Una hembra con sus cachorros se escondía bajo el aparador.

Todo era muy propio de la morada de uno de los campesinos de la región, gente recia, tosca, con calzón corto y polainas. Esas salas y esos hombres sentados en ellas ante un jarro de cerveza espumeante abundan en el país, mas Heathcliff contrastaba mucho con el ambiente. Por lo moreno, parecía un gitano, pero tenía las maneras y la ropa de un hombre distinguido y, aunque algo descuidado en su indumentaria, su tipo era erguido y gallardo.

Yo pensaba que muchos le tendrían por soberbio y grosero y que, sin embargo, no debía ser ninguna de ambas cosas. Por instinto imagine su reserva, hija del deseo de ocultar sus sentimientos. Debía saber disimular sus odios y simpatías y juzgar impertinente a quien se permitiera manifestarle los suyos.

Es probable que yo me aventurase mucho al atribuir a mi casero mi propio carácter. Quizá él regateara su mano al amigo ocasional, por motivos muy diversos. Tal vez mi carácter sea único. Mi madre solía decirme que yo nunca tendría un hogar feliz y lo que me ocurrió el verano último parece dar la razón a mi progenitora, porque, hallándome en una playa donde pasaba un mes, conocí a una mujer bellísima, realmente hechicera. Aunque nada le dije, si es cierto que los ojos hablan, los míos debían delatar mi locura por ella. La joven lo notó y me correspondió con una mirada dulcísima. ¿Y qué hice? Declaro avergonzado que rectifiqué, que me hundí en mí mismo como un caracol en su concha y que cada mirada de la joven me hacía alejarme más, hasta que ella, probablemente desconcertada por mi actitud y suponiendo haber sufrido un error, persuadió a su madre de que se fuesen.

Esas brusquedades y cambios me han valido fama de cruel, sin que nadie, no siendo yo mismo, sepa cuánto error hay en ello.

Heathcliff y yo nos sentamos silenciosos ante la chimenea. La perra, separándose de sus cachorros, se acercó a mí, fruncido el hocico y enseñando sus blancos dientes. Cuando quise acariciarla emitió un gruñido gutural.

—Déjela —dijo Heathcliff haciendo coro a la perra con otro gruñido y asestándole un puntapié—. No está hecha a caricias ni se la tiene para eso.

Incorporándose, fue hacia una puerta lateral y gritó:

—¡José!

José masculló algo en el fondo de la bodega, mas no apareció. Entonces su amo acudió en su busca. Quedé solo con la perra y con otros dos mastines que me miraban atentamente. No me moví, temeroso de sus colmillos, pero pensé que la mímica no les molestaría y les hice unas cuantas muecas. Fue una ocurrencia muy desgraciada, porque la señora perra, ofendida sin duda por alguno de mis gestos, se precipitó sobre mis pantalones. La repelí y me di prisa a refugiarme tras de la mesa, acto que puso en acción a todo el ejército canino. Hasta seis demonios en cuatro patas confluyeron desde todos los rincones en el centro de la sala. Mis talones y los faldones de mi levita fueron los más atacados. Quise defenderme con el hurgón de la lumbre, pero no bastó y tuve que pedir auxilio a voz en cuello.

Heathcliff y José subían con desesperada calma. La sala era un infierno de ladridos y gritos, pero ellos no se apresuraban nada en absoluto. Por suerte, una rolliza criada acudió más deprisa, arremangadas las faldas, rojas las mejillas por la cercanía del fogón, desnudos los brazos y en la mano una sartén, merced a cuyos golpes, acompañados por varios denuestos, se calmó en el acto la tempestad. Al entrar Heathcliff, ella, agitada como el océano tras un huracán, campeaba en medio de la habitación.

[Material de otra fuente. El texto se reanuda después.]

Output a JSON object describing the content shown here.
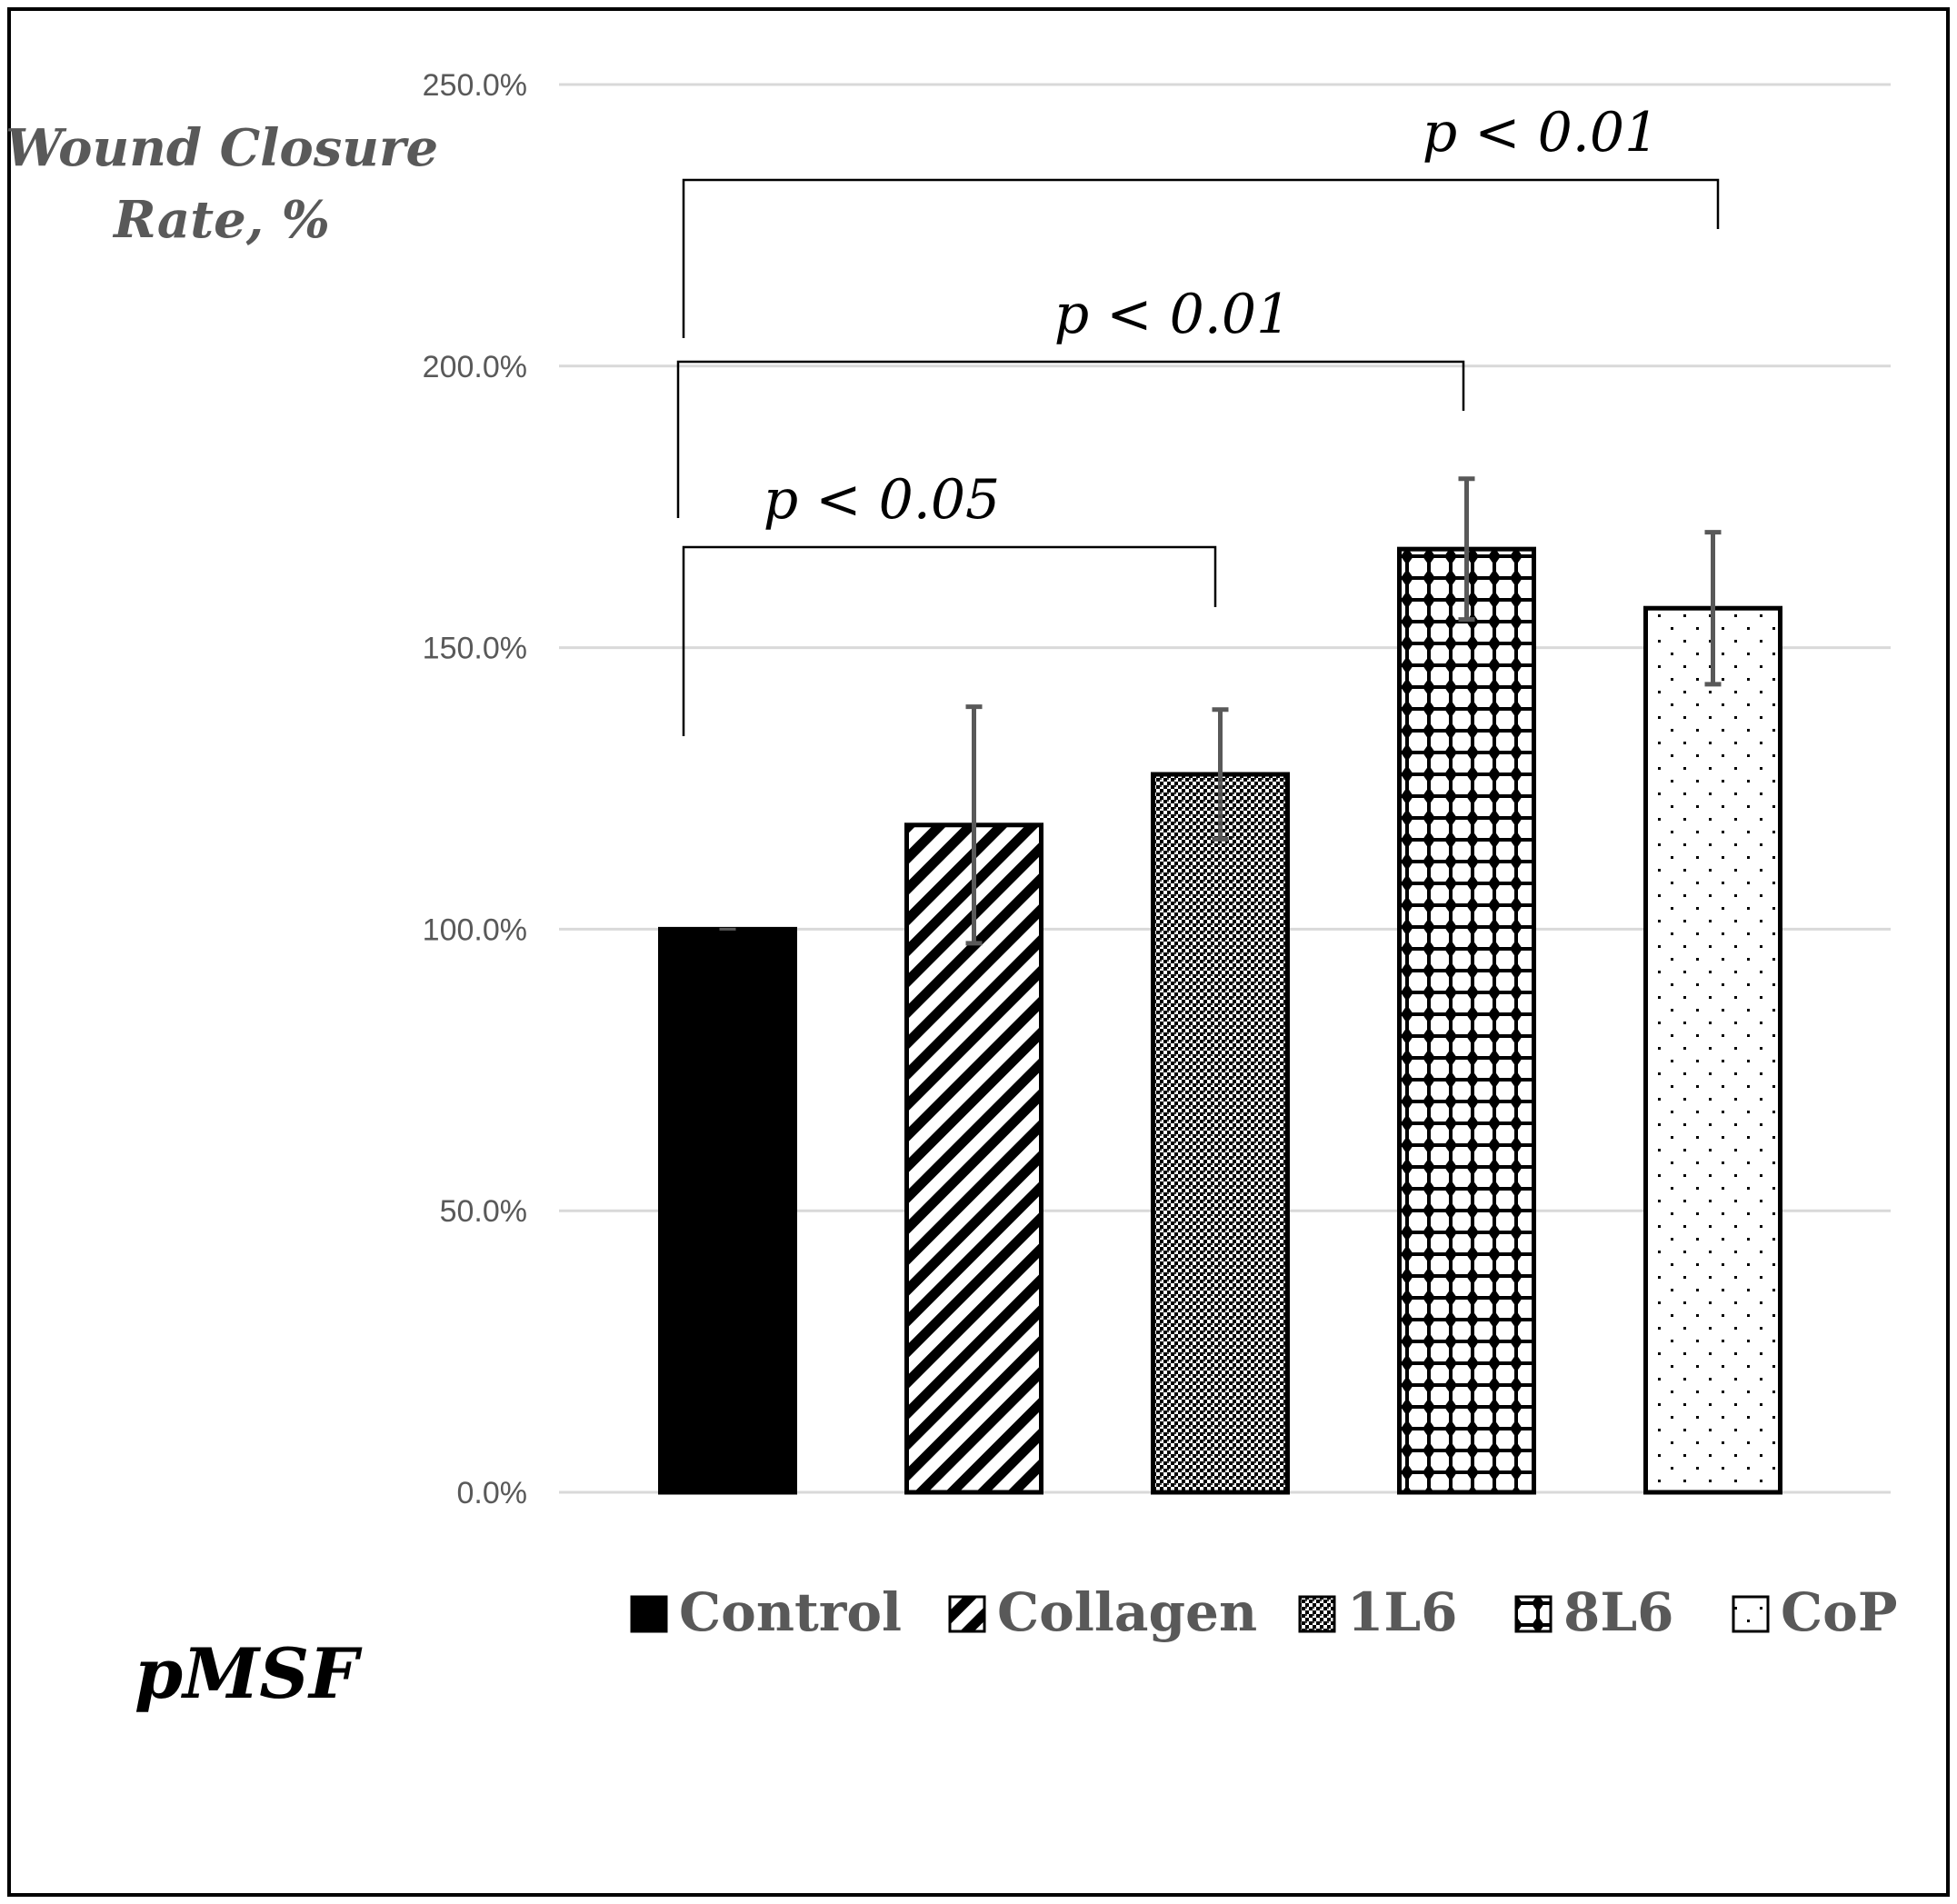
{
  "chart_data": {
    "type": "bar",
    "ylabel_lines": [
      "Wound Closure",
      "Rate, %"
    ],
    "panel_label": "pMSF",
    "ylim": [
      0,
      250
    ],
    "yticks": [
      0,
      50,
      100,
      150,
      200,
      250
    ],
    "ytick_labels": [
      "0.0%",
      "50.0%",
      "100.0%",
      "150.0%",
      "200.0%",
      "250.0%"
    ],
    "grid": true,
    "legend_position": "bottom",
    "categories": [
      "Control",
      "Collagen",
      "1L6",
      "8L6",
      "CoP"
    ],
    "values": [
      100,
      118.5,
      127.5,
      167.5,
      157
    ],
    "errors": [
      0,
      21,
      11.5,
      12.5,
      13.5
    ],
    "patterns": [
      "solid-black",
      "diagonal-stripes",
      "fine-checker",
      "diamond-grid",
      "sparse-dots"
    ],
    "significance": [
      {
        "label": "p < 0.05",
        "from": 0,
        "to": 2
      },
      {
        "label": "p < 0.01",
        "from": 0,
        "to": 3
      },
      {
        "label": "p < 0.01",
        "from": 0,
        "to": 4
      }
    ],
    "colors": {
      "bar_outline": "#000000",
      "grid": "#d9d9d9",
      "error": "#595959",
      "text": "#595959"
    }
  }
}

—¿Qué diablos ocurre? —preguntó mi casero con tono que juzgué intolerable tras tan inhospitalario acontecimiento.

—De diablos es la culpa —respondí—. Los cerdos endemoniados de los Evangelios no debían encerrar más espíritus malos que sus perros, señor Heathcliff. Dejar a un forastero entre ellos es igual que dejarle entre un rebaño de tigres.

—Nunca se meten con quien no les incomoda —dijo él—. La misión de los perros es vigilar. ¿Un vaso de vino?

—No, gracias.

—¿Le han mordido?

—En ese caso lo habría conocido usted por lo que yo habría hecho al que me mordiera.

—Vaya, vaya —repuso Heathcliff, con una mueca—. No se excite, señor Lockwood, y beba un poco de vino.